For Sharon this is a nightmare. The way it looks now, elections will indeed take place, with several candidates standing - and Abu-Mazen will be elected president.

For Bush that will be a great achievement: the first Arab democracy will be on its way. Even if anarchy reigns in Iraq, Palestine will prove that his vision is coming true. Bush will embrace Abu-Mazen. The way to a "free Palestinian state" within four years will be open.

For Sharon, there is no greater danger. His plan - to annex 58% of the West Bank to Israel - will be struck from the agenda. He will be requested to dismantle most of the settlements, and before that to freeze all of them.

Worse: the intimate, exclusive relationship with Bush will be upset. The couple will become a triangle, and three is a crowd. Already Condoleezza is about to meet Abu-Mazen.

So what can be done? Clearly, Abu-Mazen has to be destroyed before he gets the chance to put down roots. But it is also clear that Sharon cannot conduct any overt act against him. A strategy of indirect approach is indicated.

Even before Arafat returned his soul to his maker, Sharon declared that there will be no negotiations with his successors until after they "put an end to terrorism". He hoped that the magic word "terrorism" would make Bush jump. And since even Arafat, with all his towering authority, did not disarm Hamas and Jihad, there is not the slightest chance that Abu-Mazen could do it.

The Americans did not fall into this primitive trap, and so Sharon decided to be a little more sophisticated. This week he announced that he will not speak with Abu-Mazen unless he immediately stops the "incitement" against Israel in all Palestinian media and schools.

Abu-Mazen might just as well be requested to pluck the moon from the heavens. How could the new democratic chairman abolish freedom of speech on TV and in the press - while incitement against the Palestinians continues in the Israeli media at full blast, not to mention their dancing on Arafat's grave? And how does one change the schoolbooks (most of them Egyptian and Jordanian in any case) within two months - while in Israeli schools, especially the religious ones, both orally and in writing, the right of the Palestinian people to their country is totally denied?

The presentation of impossible demands as a pre-condition to negotiations is an old trick of Sharon's. One may assume that the Americans will not fall into this trap again. Something more extreme and immediate must happen. For example: bloody attacks, acts of "terrorism" that can be attributed to the new chairman, civil war, anarchy.

Abu-Mazen and his colleagues know this full well. They are working to prevent this. Since they lack the means to apply force, they must use persuasion. The traditional Arab method is "Ijmah" - a round of discussions that goes on until everybody is persuaded, so that no minority will feel that it has been vanquished by a majority. Arafat was a past master of this.
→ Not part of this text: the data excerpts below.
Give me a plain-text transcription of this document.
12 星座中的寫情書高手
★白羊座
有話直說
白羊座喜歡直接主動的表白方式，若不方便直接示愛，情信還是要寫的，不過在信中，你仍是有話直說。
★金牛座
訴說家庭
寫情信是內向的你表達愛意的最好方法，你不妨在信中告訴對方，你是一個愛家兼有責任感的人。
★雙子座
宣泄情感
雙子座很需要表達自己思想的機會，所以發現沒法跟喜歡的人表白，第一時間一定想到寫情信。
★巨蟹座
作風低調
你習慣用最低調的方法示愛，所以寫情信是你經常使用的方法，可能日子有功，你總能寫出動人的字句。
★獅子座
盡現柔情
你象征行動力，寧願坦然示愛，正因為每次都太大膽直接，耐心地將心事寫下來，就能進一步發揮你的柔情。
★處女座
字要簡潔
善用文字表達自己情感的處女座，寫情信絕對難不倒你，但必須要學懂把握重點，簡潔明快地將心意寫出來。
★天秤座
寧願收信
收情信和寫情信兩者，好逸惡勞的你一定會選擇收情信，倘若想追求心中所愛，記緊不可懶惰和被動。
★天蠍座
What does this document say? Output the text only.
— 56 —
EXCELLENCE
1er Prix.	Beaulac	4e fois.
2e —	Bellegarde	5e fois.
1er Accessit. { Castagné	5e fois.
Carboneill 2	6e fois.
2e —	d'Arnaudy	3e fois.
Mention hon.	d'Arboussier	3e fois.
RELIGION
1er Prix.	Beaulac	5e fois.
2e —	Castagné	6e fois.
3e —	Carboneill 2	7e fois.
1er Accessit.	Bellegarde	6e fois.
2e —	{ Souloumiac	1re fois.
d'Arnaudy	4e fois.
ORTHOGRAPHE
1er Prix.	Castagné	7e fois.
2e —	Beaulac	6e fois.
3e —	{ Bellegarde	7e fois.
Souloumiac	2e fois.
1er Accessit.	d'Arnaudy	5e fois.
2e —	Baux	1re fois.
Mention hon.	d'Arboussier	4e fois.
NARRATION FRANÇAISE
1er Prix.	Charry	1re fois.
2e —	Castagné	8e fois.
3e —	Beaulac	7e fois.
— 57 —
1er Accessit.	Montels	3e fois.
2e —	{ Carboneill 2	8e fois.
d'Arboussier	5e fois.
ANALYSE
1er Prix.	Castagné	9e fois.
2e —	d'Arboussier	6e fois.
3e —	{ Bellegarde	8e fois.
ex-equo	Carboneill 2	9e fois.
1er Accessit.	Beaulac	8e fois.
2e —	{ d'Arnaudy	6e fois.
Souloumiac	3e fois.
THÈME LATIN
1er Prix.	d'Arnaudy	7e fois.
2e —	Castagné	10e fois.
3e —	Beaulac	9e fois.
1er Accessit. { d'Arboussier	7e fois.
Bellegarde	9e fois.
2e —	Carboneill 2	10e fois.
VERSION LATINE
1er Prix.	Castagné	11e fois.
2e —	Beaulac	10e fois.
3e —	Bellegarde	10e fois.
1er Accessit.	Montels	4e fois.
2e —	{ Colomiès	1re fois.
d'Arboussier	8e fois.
If this succeeds, there will be a temporary cease-fire until the elections. But the main problem will remain: the new Chairman will be unable to persuade his people to end the armed intifada if he cannot show another way of ending the occupation and achieving Palestinian independence. If the Americans want the new regime to take hold, they must bring about the immediate start of negotiations, with the clear aim of establishing the State of Palestine within a strict timetable.

Sharon will do everything he can to destroy Abu-Mazen before this happens. He wrecked the first Abu-Mazen government, two years ago, by withholding anything which might contribute to political progress (blaming, as usual, Arafat). Now he must wreck Abu-Mazen under much more difficult circumstances.

Let no one have any illusions: Sharon will use every means, overt and covert, in order to destroy any "moderate" Palestinian leadership. His natural ally is Hamas, which opposes any negotiations with Israel. As of now, Abu-Mazen is Enemy No. 1.